Efficient Model-Free Exploration in Low-Rank MDPs

Part of Advances in Neural Information Processing Systems 36 (NeurIPS 2023) Main Conference Track

Bibtex Paper

Authors

Zak Mhammedi, Adam Block, Dylan J Foster, Alexander Rakhlin

Abstract

A major challenge in reinforcement learning is to develop practical, sample-efficient algorithms for exploration in high-dimensional domains where generalization and function approximation is required. Low-Rank Markov Decision Processes---where transition probabilities admit a low-rank factorization based on an unknown feature embedding---offer a simple, yet expressive framework for RL with function approximation, yet existing algorithms either (1) are computationally intractable, or (2) require restrictive statistical assumptions such as latent variable structure or access to model-based function approximation. In this work, we propose the first provably sample-efficient algorithm for exploration in Low-Rank MDPs that is both computationally efficient and model-free, allowing for general function approximation while requiring no structural assumptions beyond a reachability condition that we show is substantially weaker than that assumed in prior work.

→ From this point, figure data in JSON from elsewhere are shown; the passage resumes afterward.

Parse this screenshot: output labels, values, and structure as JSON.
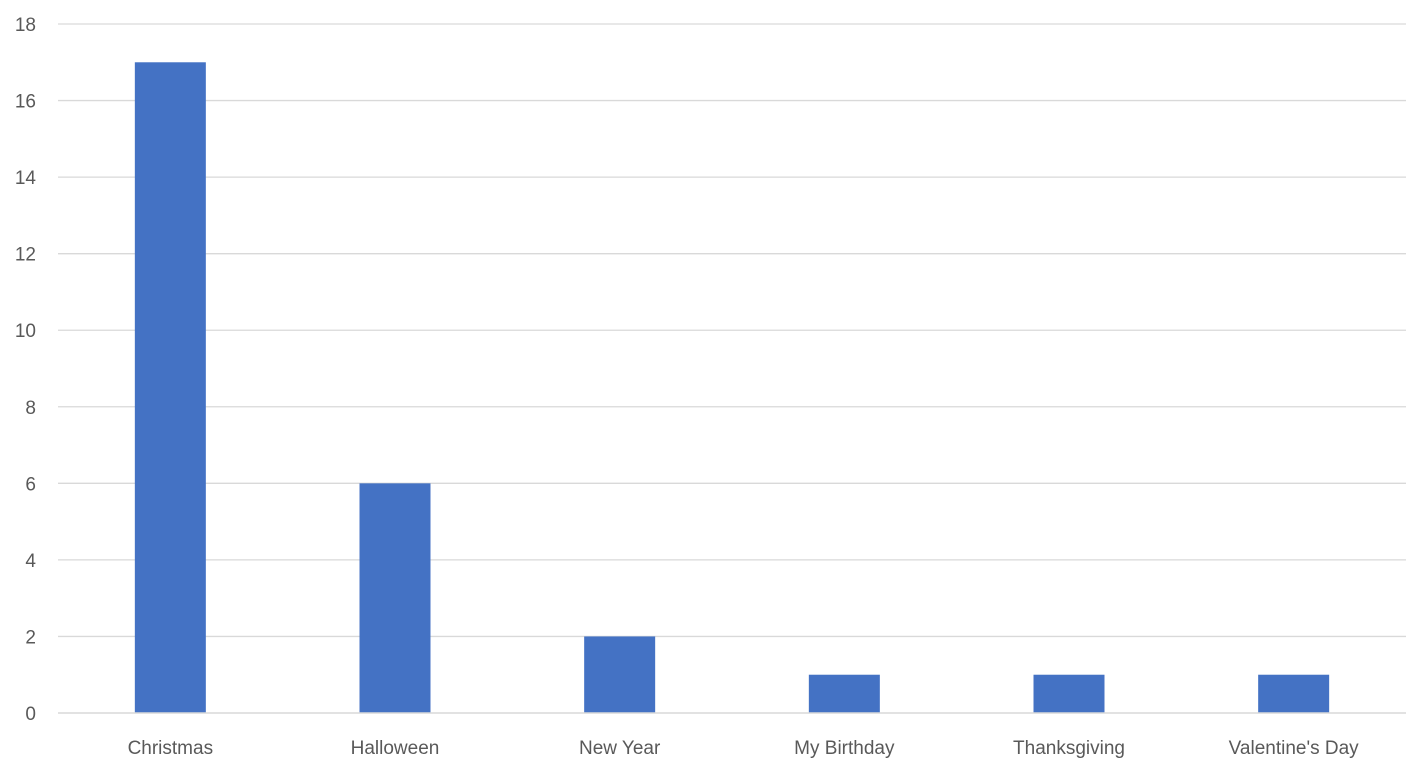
{
  "chart_data": {
    "type": "bar",
    "title": "",
    "xlabel": "",
    "ylabel": "",
    "categories": [
      "Christmas",
      "Halloween",
      "New Year",
      "My Birthday",
      "Thanksgiving",
      "Valentine's Day"
    ],
    "values": [
      17,
      6,
      2,
      1,
      1,
      1
    ],
    "ylim": [
      0,
      18
    ],
    "y_ticks": [
      "0",
      "2",
      "4",
      "6",
      "8",
      "10",
      "12",
      "14",
      "16",
      "18"
    ],
    "grid": true,
    "legend": "none",
    "bar_color": "#4472C4",
    "grid_color": "#D9D9D9",
    "axis_color": "#D9D9D9",
    "text_color": "#595959"
  }
}
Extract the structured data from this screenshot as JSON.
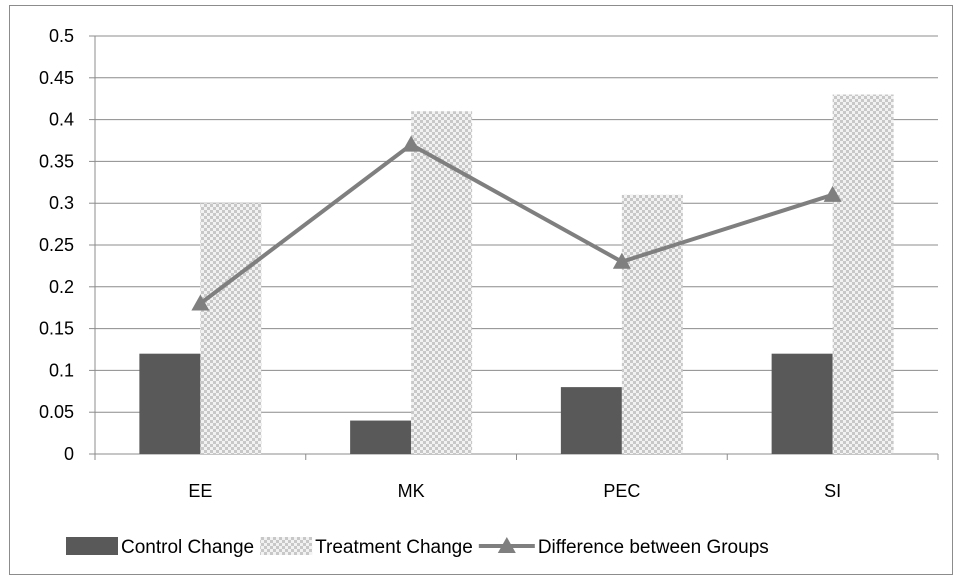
{
  "chart_data": {
    "type": "bar",
    "categories": [
      "EE",
      "MK",
      "PEC",
      "SI"
    ],
    "series": [
      {
        "name": "Control Change",
        "kind": "bar",
        "pattern": "solid",
        "color": "#595959",
        "values": [
          0.12,
          0.04,
          0.08,
          0.12
        ]
      },
      {
        "name": "Treatment Change",
        "kind": "bar",
        "pattern": "checkerboard",
        "color": "#c8c8c8",
        "values": [
          0.3,
          0.41,
          0.31,
          0.43
        ]
      },
      {
        "name": "Difference between Groups",
        "kind": "line",
        "marker": "triangle",
        "color": "#7f7f7f",
        "values": [
          0.18,
          0.37,
          0.23,
          0.31
        ]
      }
    ],
    "title": "",
    "xlabel": "",
    "ylabel": "",
    "ylim": [
      0,
      0.5
    ],
    "yticks": [
      "0",
      "0.05",
      "0.1",
      "0.15",
      "0.2",
      "0.25",
      "0.3",
      "0.35",
      "0.4",
      "0.45",
      "0.5"
    ],
    "grid": true,
    "legend_position": "bottom"
  }
}
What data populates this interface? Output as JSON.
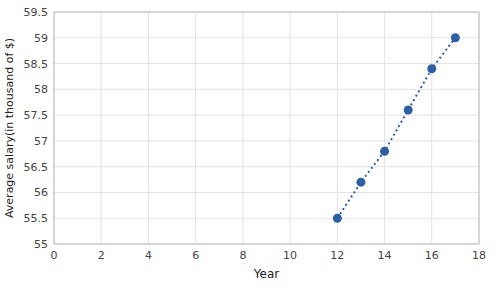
{
  "chart_data": {
    "type": "line",
    "x": [
      12,
      13,
      14,
      15,
      16,
      17
    ],
    "values": [
      55.5,
      56.2,
      56.8,
      57.6,
      58.4,
      59.0
    ],
    "color": "#2e5fa3",
    "marker": "circle",
    "line_style": "dotted",
    "xlim": [
      0,
      18
    ],
    "ylim": [
      55,
      59.5
    ],
    "xticks": [
      0,
      2,
      4,
      6,
      8,
      10,
      12,
      14,
      16,
      18
    ],
    "yticks": [
      55,
      55.5,
      56,
      56.5,
      57,
      57.5,
      58,
      58.5,
      59,
      59.5
    ],
    "xlabel": "Year",
    "ylabel": "Average salary(in thousand of $)",
    "grid": true
  }
}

Our algorithm, SpanRL, uses the notion of a barycentric spanner for the feature embedding as an efficiently computable basis for exploration, performing efficient spanner computation by interleaving representation learning and policy optimization subroutines. Our analysis---which is appealingly simple and modular---carefully combines several techniques, including a new approach to error-tolerant barycentric spanner computation, and a new analysis of a certain minimax representation learning objective found in prior work.